PHOENIX (AP) — "The Wind Knows My Name" by Isabel Allende (Ballantine Books)

Prolific Latin American-born author Isabel Allende skillfully braids the traumatic stories of two young children separated from each other by decades and thousands of miles in her latest novel, “The Wind Knows My Name.”

It's a kind of homage to parents who make unthinkable decisions to save their little ones, and to kids who survive some of the toughest challenges imaginable.

One fictional child featured in the book is 5-year-old Samuel Adler, whose father disappeared after the 1938 pogrom in Vienna known as Kristallnacht, or the Night of Broken Glass.

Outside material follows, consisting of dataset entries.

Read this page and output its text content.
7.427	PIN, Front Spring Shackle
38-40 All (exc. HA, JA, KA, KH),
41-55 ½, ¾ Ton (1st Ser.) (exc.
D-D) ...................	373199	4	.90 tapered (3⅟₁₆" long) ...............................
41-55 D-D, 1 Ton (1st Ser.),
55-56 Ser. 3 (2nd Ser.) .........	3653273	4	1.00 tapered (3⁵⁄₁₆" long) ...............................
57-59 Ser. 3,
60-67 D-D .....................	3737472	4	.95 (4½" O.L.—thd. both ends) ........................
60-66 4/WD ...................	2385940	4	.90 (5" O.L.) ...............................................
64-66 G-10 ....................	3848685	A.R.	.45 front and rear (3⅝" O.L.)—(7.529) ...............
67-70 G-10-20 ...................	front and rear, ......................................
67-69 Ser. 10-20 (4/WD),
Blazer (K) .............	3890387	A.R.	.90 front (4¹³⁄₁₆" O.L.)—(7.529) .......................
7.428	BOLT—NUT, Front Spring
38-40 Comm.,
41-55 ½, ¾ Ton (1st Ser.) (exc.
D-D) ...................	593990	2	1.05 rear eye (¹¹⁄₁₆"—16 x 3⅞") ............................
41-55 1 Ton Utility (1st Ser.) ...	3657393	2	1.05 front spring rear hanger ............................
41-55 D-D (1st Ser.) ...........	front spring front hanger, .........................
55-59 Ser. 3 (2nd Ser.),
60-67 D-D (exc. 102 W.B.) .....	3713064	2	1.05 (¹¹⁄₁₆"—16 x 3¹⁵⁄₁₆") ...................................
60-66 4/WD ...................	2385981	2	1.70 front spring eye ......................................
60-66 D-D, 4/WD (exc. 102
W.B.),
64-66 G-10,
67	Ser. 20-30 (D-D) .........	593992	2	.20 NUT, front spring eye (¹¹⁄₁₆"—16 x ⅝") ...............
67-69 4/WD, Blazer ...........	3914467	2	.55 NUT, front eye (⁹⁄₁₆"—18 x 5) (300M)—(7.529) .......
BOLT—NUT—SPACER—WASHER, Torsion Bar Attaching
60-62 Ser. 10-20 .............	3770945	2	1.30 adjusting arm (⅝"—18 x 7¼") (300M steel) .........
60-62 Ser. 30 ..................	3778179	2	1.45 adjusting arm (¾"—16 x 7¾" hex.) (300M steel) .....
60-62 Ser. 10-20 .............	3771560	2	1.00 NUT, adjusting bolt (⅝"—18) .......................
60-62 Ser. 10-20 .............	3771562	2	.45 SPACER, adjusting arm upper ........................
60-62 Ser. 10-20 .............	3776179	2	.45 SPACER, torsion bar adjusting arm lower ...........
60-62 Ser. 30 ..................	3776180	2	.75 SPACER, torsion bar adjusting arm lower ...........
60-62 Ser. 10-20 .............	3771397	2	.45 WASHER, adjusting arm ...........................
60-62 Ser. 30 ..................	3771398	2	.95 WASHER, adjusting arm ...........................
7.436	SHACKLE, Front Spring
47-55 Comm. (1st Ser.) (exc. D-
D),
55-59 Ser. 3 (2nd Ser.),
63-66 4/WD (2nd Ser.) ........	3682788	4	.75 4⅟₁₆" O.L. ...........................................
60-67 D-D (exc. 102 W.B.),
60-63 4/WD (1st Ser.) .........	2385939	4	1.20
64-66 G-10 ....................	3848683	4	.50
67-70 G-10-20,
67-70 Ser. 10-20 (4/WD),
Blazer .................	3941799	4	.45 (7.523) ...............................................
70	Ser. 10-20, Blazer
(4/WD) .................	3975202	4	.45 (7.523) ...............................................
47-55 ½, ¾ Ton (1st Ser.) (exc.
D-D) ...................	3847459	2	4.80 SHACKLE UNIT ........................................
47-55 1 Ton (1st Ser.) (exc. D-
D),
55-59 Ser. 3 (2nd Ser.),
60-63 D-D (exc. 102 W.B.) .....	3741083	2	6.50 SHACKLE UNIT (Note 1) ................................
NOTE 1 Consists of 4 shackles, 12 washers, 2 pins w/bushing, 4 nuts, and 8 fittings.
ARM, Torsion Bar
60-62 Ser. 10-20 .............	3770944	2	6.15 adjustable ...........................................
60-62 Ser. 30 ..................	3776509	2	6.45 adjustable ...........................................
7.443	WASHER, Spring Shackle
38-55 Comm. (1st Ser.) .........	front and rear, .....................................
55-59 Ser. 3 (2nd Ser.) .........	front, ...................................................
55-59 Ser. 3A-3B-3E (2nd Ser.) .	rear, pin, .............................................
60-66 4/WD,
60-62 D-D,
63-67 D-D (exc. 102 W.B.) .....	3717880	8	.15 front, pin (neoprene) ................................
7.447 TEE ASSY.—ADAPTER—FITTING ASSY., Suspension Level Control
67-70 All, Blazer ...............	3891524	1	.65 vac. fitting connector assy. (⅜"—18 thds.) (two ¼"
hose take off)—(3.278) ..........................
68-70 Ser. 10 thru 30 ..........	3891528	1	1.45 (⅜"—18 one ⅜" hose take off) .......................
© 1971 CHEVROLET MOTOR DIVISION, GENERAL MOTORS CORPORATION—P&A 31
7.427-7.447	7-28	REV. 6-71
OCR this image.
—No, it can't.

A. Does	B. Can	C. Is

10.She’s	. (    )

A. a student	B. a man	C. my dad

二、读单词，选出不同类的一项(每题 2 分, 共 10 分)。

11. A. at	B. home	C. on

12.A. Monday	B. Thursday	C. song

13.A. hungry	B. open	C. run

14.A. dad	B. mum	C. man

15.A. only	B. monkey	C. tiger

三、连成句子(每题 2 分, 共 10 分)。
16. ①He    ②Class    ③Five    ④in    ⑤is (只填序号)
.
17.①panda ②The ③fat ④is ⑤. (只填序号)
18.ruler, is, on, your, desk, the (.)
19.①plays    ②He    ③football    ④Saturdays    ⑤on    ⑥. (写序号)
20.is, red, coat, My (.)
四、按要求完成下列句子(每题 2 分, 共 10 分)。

The other is 7-year-old Anita Diaz, who fled her native El Salvador with her mother only for the pair to be separated in 2019 at the Arizona-Mexico border.

In both cases, the children are traveling by train and are ultimately left alone, torn from their families by war or immigration as we witness the dramatic sacrifices parents sometimes must make to protect their sons and daughters and give them the best lives possible.

Allende moves the story back and forth between Europe and the United States, switches between the past and present, as two very different children in very different places and circumstances search for the safety of home and family.

It's a very different kind of book for Allende, who often places her stories in her native Latin America, including her best known and highly successful novel, “The House of Spirits” and last year's “Violeta,” which stretches across a century of South American history.

Early on in this latest novel, a Nazi mob attacks the Jewish neighborhood where Samuel lives with his parents. Afterward the father turns up in a hospital, but then is taken to a concentration camp and the mother sends the boy to safety in England. Samuel never sees his parents again.

Decades later on the U.S.-Mexico border, Anita Diaz, 7, is separated by her mother under the U.S. government's previous no tolerance policy that tore child migrants from their parents. The little girl is sent to live in a group home for children while her mother's whereabouts are unknown.

Through a series of circumstances, Samuel and Anita eventually meet through Leticia, a Salvadoran woman who migrated to the U.S. as a child herself after losing most of her family in the infamous 1981 massacre of hundreds of villagers in El Mozote, El Salvador.

Allende knows firsthand about the loss of homeland after leaving Chile for exile two years after Salvador Allende, her father’s first cousin, was overthrown as the country's president in a 1973 coup.

She lived for years in Venezuela before settling in the United States and now calls California home.

Considered the world’s most widely read Spanish-language author, Allende is known for her many novels including “Eva Luna,” “Of Love and Shadows“ and “A Long Petal of the Sea." She also wrote “Paula,” a 1994 memoir.

With “The Wind Knows My Name,” Allende has added a new dimension to her already varied works.